Faleceu semana passada Shelley Winters. Confesso que ao ver a notícia minha reação foi como a dos amigos de Dorothy Parker ao ver seu obituário nos jornais: “Oi, e ainda era viva?” Somos tão acostumados ao círculo vicioso da exposição à mídia, da indústria de fofocas, do tráfico de eventos, da política dos divulgadores e assessores de imprensa, que quando passamos alguns anos sem ouvir falar de alguém... bem, se não está aparecendo na TV, é porque deve ter morrido, não é mesmo?
Grande Shelley Winters, atriz rubicunda e desabusada. Nunca a considerei uma beldade, se bem que olhando agora algumas fotos suas com 20 ou 30 anos reconsiderei este julgamento. Não importa. Era boa atriz e, curiosamente, tinha algo de atriz brasileira ou italiana. Era aquela loura sem papas na língua que faz excelentes papéis de sogra atemorizante, de vizinha encrenqueira, de matriarca mão-de-ferro, de solteirona lamurienta. Suas interpretações às vezes passavam do limite, por excesso de veemência. Seu erro nunca era a falta de talento, mas o descontrole dele, o transbordamento, o desperdício de energia naquelas situações em que a metade teria produzido o dobro.

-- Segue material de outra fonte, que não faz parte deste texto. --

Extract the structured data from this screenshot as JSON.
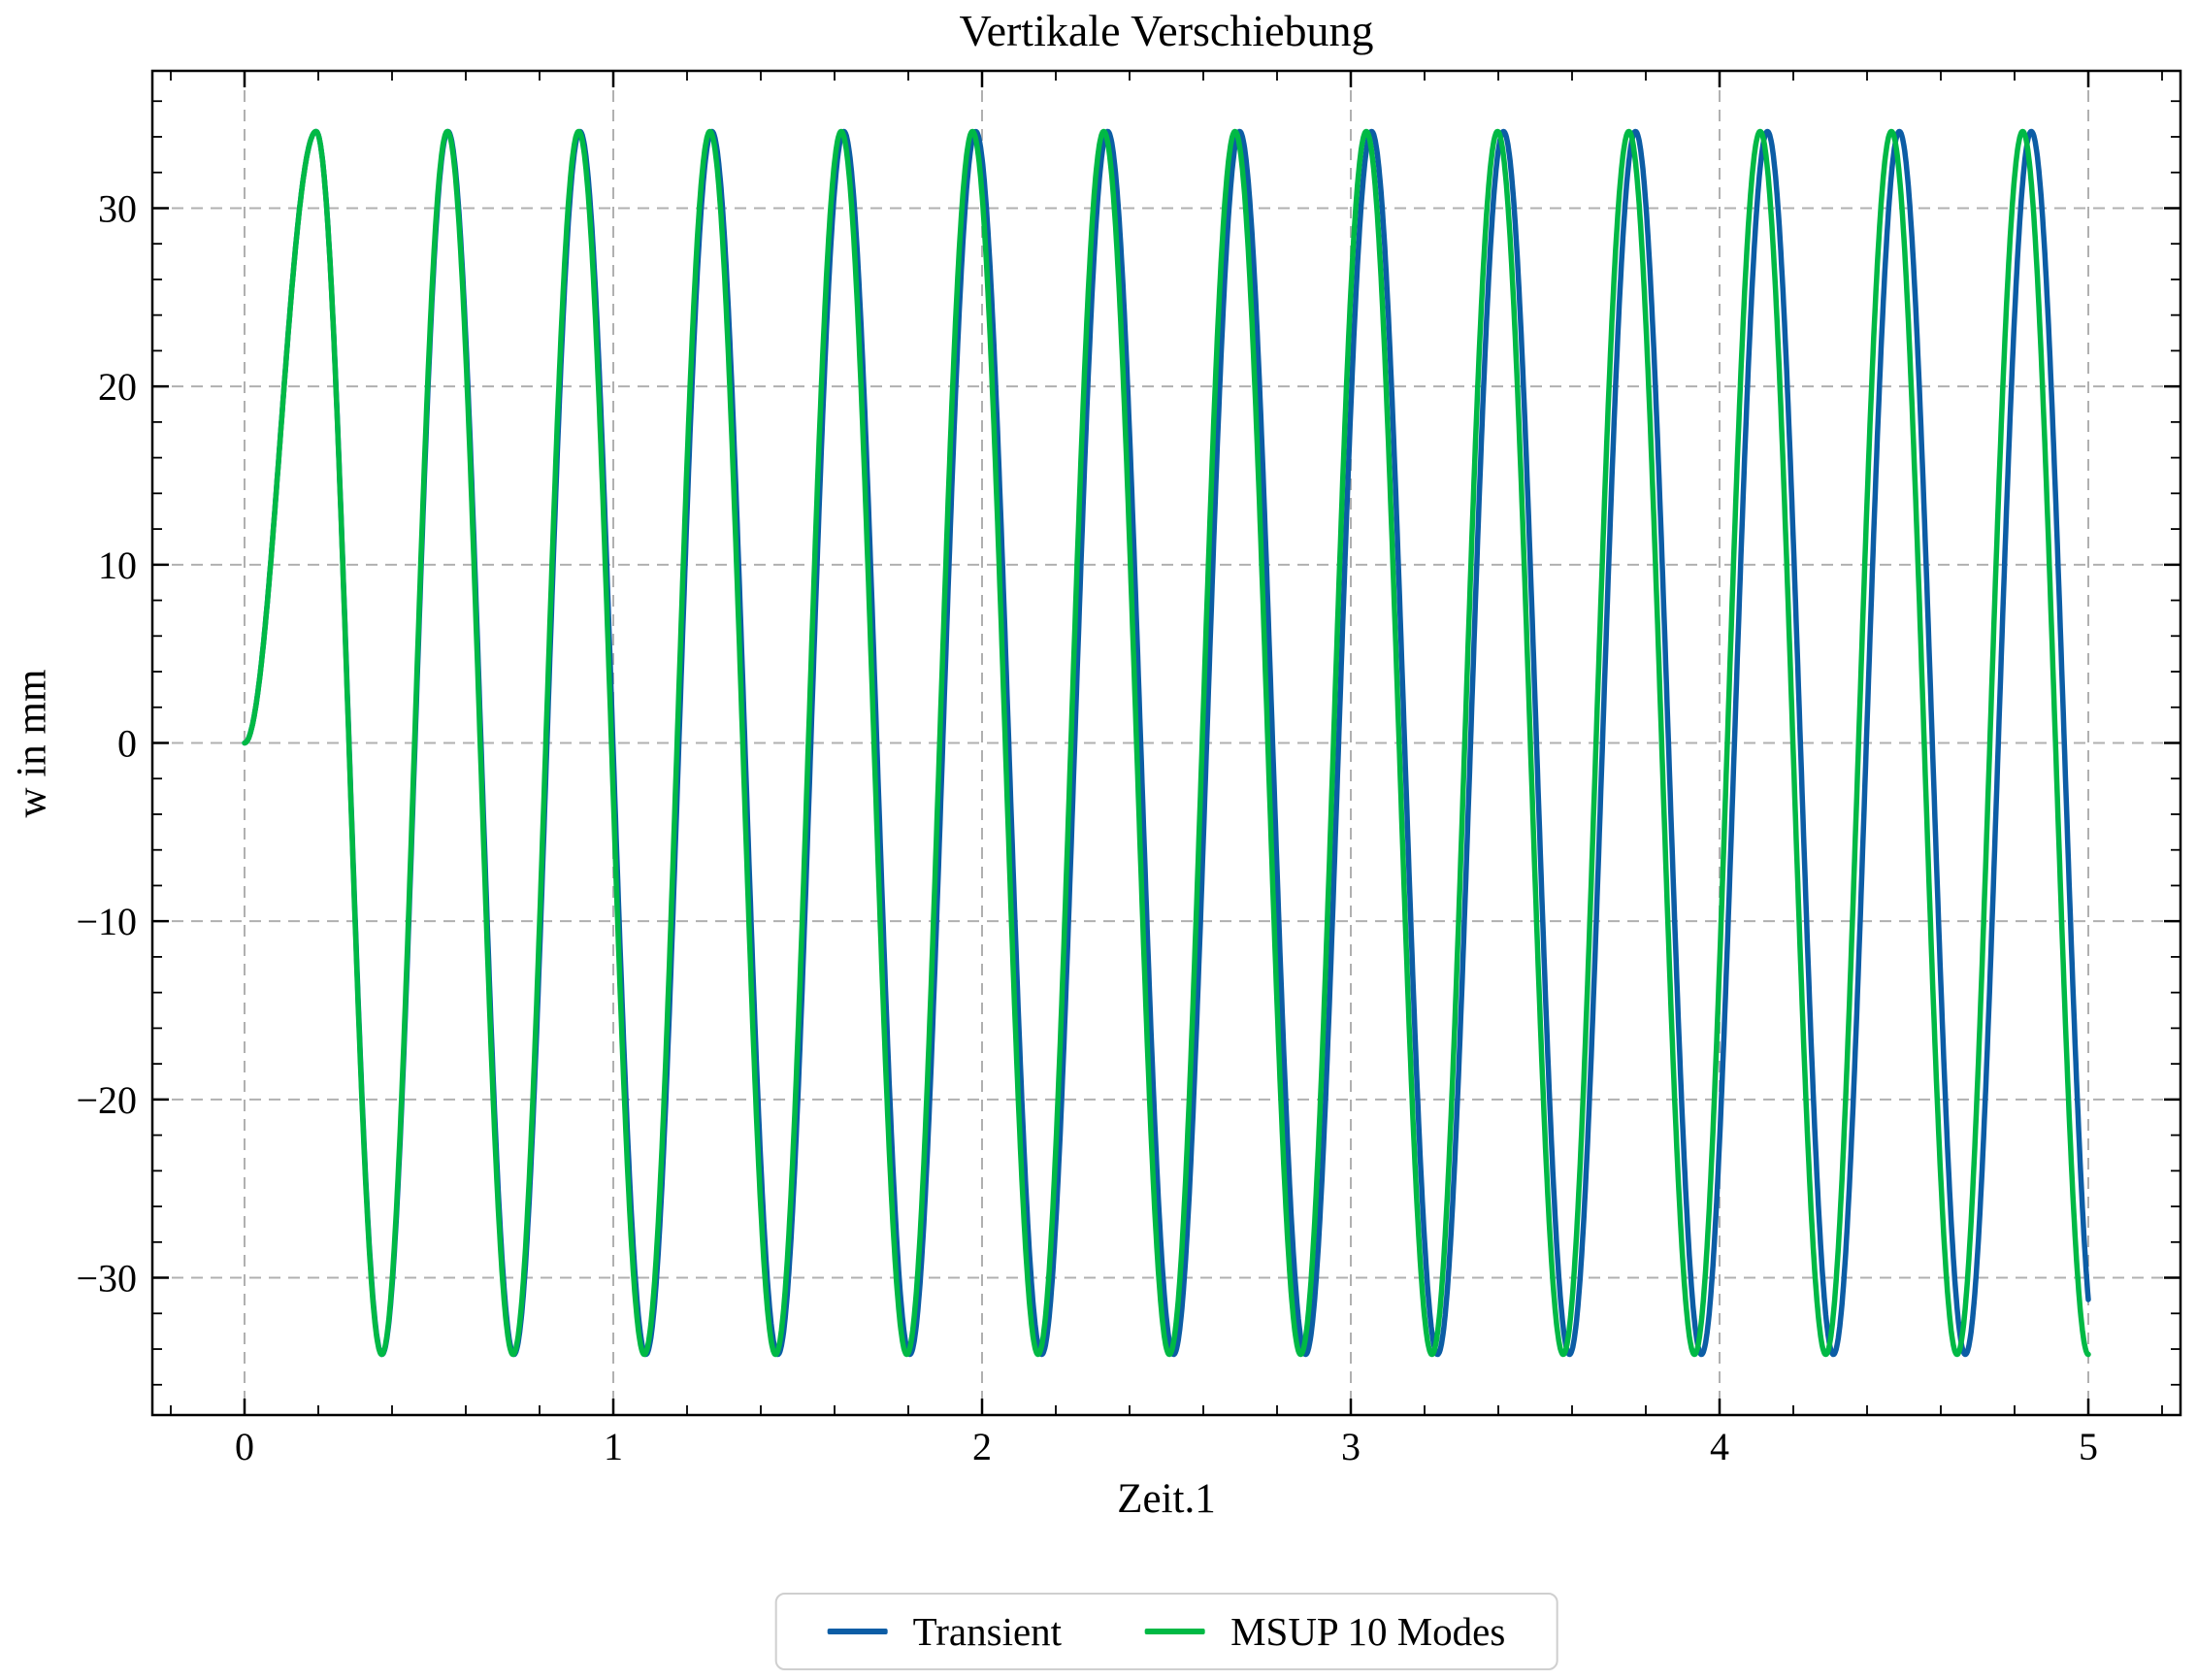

A única vez que vi uma estátua do Oscar em “carne e osso” foi quando visitei o Museu Anne Frank, em Amsterdam,. Não era réplica: era a estátua que Shelley Winters (de ascendência judaica) doou ao museu, depois de tê-la ganho em O Diário de Anne Frank, de George Stevens. Vi este filme aos 16 anos e me tornei um fã de Anne Frank até hoje. Shelley fazia a mãe de Peter Van Daan, o garoto que Anne parece ter amado em sua curta vida. Ela interpretou também a mãe da ninfeta no Lolita de Kubrick, e fez uma impagável mãe judia em Próxima Parada: Bairro Boêmio de Paul Mazursky.
Shelley brilhou mesmo, para mim, como Ma Barker, a matrona incestuosa que chefia os próprios filhos numa quadrilha durante a Depressão, em Bloody Mama (1970), um daqueles filmes-demo de Roger Corman, feitos em dez dias e com dez tostões. Irascível, desbocada, furibunda, ela rouba o filme inteiro. Ajudou Corman a escolher o elenco, inclusive mostrando-lhe um teipe de um jovem e pouco conhecido ator chamado Robert De Niro. Diz Corman que antes de rodar suas cenas ela ouvia, em todo volume, árias de ópera cantadas pelas grandes divas. Quando o diretor gritava: “Ação!” ela desligava o toca-discos e entrava triunfante no cenário.
Era o que nos EUA chamam de “uma atriz do Método”, discípulos do método de Stanislawski, muito usado no famoso Actor’s Studio de Nova York. Mergulhava de cabeça no personagem. Para filmar em Bloody Mama o enterro do filho viciado em drogas, rodado ao amanhecer, passou a noite num velório de verdade, olhando para o defunto desconhecido e vendo cenas do Vietnam na TV. Quando Corman preparou a cena, e perguntou por ela, viu-a irromper em prantos, descomposta, gritando pelo filho. Corman mandou rodar, e a cena estava pronta. Ela cultivava a estética do trapézio-sem-rede.